The most important factor is the visible alignment between stated values and the observable behaviour of senior leaders — particularly the CEO. Employees calibrate their own behaviour against what they see rather than what they are told. Leadership consistency in demonstrating target behaviours, especially in high-pressure situations, is more powerful than any formal programme. This is consistently the finding of both academic research and practitioner experience.

Why do so many cultural change programmes fail to stick?
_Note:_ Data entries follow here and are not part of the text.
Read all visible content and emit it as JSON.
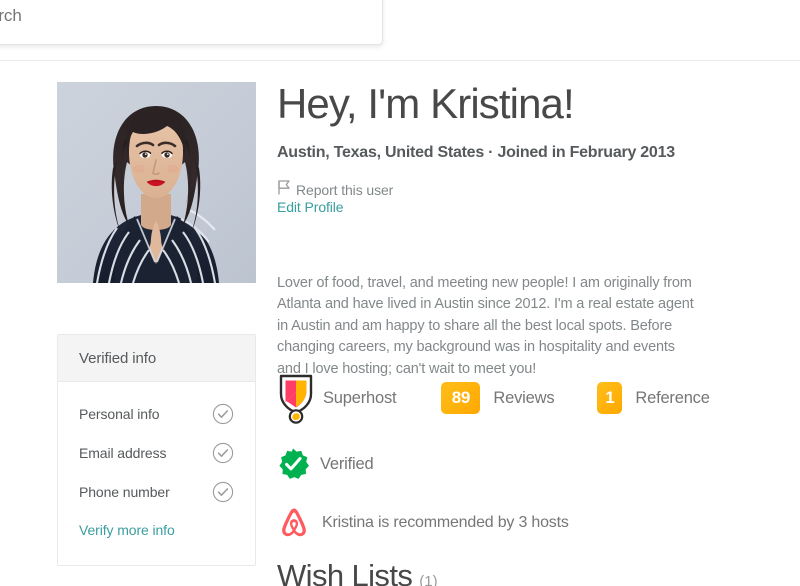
{
  "search": {
    "value": "arch",
    "placeholder": "Search"
  },
  "profile": {
    "heading": "Hey, I'm Kristina!",
    "subtitle": "Austin, Texas, United States · Joined in February 2013",
    "report_link": "Report this user",
    "edit_profile_link": "Edit Profile",
    "bio": "Lover of food, travel, and meeting new people! I am originally from Atlanta and have lived in Austin since 2012. I'm a real estate agent in Austin and am happy to share all the best local spots. Before changing careers, my background was in hospitality and events and I love hosting; can't wait to meet you!",
    "photo_alt": "Kristina profile photo"
  },
  "badges": {
    "superhost_label": "Superhost",
    "reviews_count": "89",
    "reviews_label": "Reviews",
    "reference_count": "1",
    "reference_label": "Reference",
    "verified_label": "Verified",
    "recommended_label": "Kristina is recommended by 3 hosts"
  },
  "verified_info": {
    "title": "Verified info",
    "items": [
      {
        "label": "Personal info",
        "state": "verified"
      },
      {
        "label": "Email address",
        "state": "verified"
      },
      {
        "label": "Phone number",
        "state": "verified"
      }
    ],
    "verify_more_link": "Verify more info"
  },
  "wishlists": {
    "title": "Wish Lists",
    "count": "(1)"
  },
  "colors": {
    "accent_teal": "#3a9e9f",
    "badge_amber": "#ffb400",
    "verified_green": "#00b14f",
    "brand_pink": "#ff5a5f",
    "text_dark": "#484848",
    "text_muted": "#82888a"
  }
}
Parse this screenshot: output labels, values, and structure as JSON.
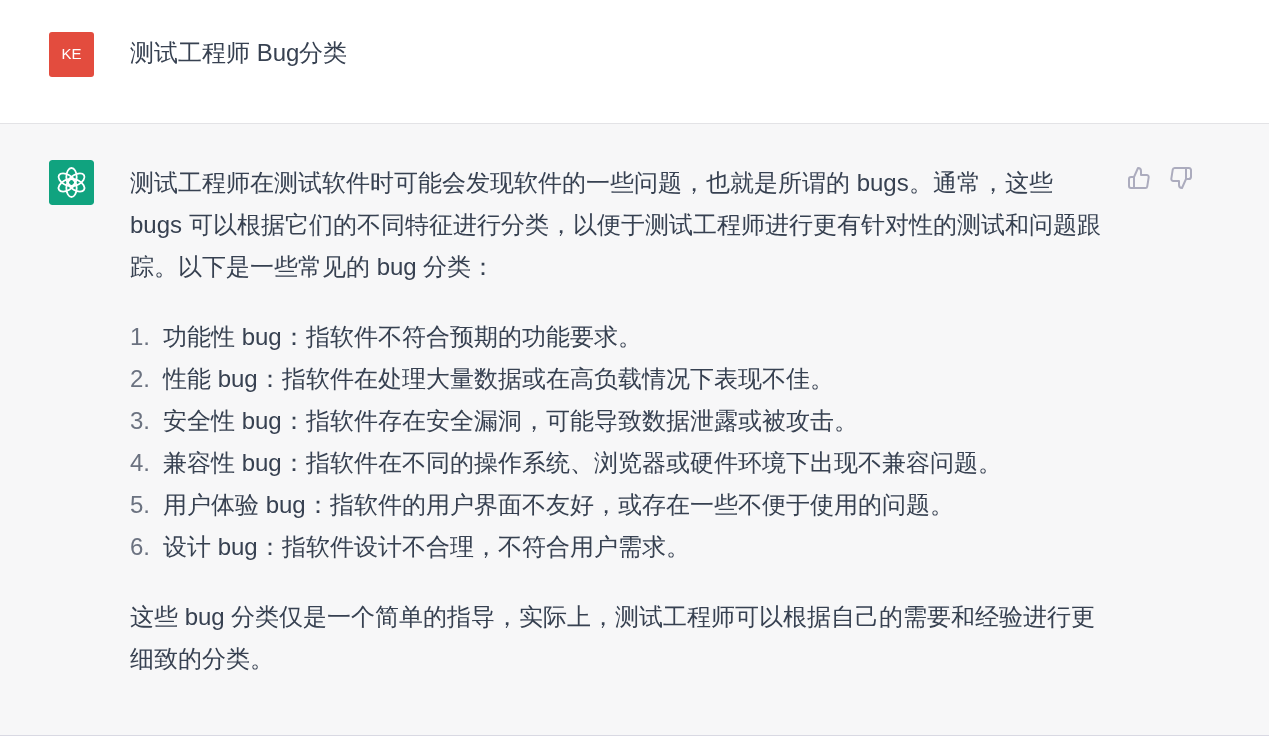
{
  "conversation": [
    {
      "kind": "user",
      "avatar": "KE",
      "text": "测试工程师 Bug分类"
    },
    {
      "kind": "assistant",
      "blocks": [
        {
          "kind": "paragraph",
          "text": "测试工程师在测试软件时可能会发现软件的一些问题，也就是所谓的 bugs。通常，这些 bugs 可以根据它们的不同特征进行分类，以便于测试工程师进行更有针对性的测试和问题跟踪。以下是一些常见的 bug 分类："
        },
        {
          "kind": "list",
          "items": [
            {
              "number": "1.",
              "text": "功能性 bug：指软件不符合预期的功能要求。"
            },
            {
              "number": "2.",
              "text": "性能 bug：指软件在处理大量数据或在高负载情况下表现不佳。"
            },
            {
              "number": "3.",
              "text": "安全性 bug：指软件存在安全漏洞，可能导致数据泄露或被攻击。"
            },
            {
              "number": "4.",
              "text": "兼容性 bug：指软件在不同的操作系统、浏览器或硬件环境下出现不兼容问题。"
            },
            {
              "number": "5.",
              "text": "用户体验 bug：指软件的用户界面不友好，或存在一些不便于使用的问题。"
            },
            {
              "number": "6.",
              "text": "设计 bug：指软件设计不合理，不符合用户需求。"
            }
          ]
        },
        {
          "kind": "paragraph",
          "text": "这些 bug 分类仅是一个简单的指导，实际上，测试工程师可以根据自己的需要和经验进行更细致的分类。"
        }
      ]
    }
  ]
}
Most cultural change programmes fail to stick because they target visible behaviour without changing the structural systems that drive it. Performance management criteria, promotion decisions, and resource allocation patterns are the real signals of what the organisation values. When these structural signals remain aligned with the old culture while communications and training promote the new one, employees experience a gap between the espoused values and the experienced reality. That gap erodes trust and makes sustained behavioural change unlikely.

How do you make cultural change resilient to leadership transitions?

Cultural change becomes resilient to leadership transitions when it is embedded in formal systems rather than held in place by a single leader’s personal commitment. This means changing the criteria by which leaders are selected and developed, embedding target behaviours in performance frameworks, ensuring the stories the organisation tells about itself reinforce the cultural direction, and building social norms within teams that make the target behaviours the expected default. When these elements are in place, each successive generation of leaders reinforces the culture rather than depending on the founding transformation leader to maintain it.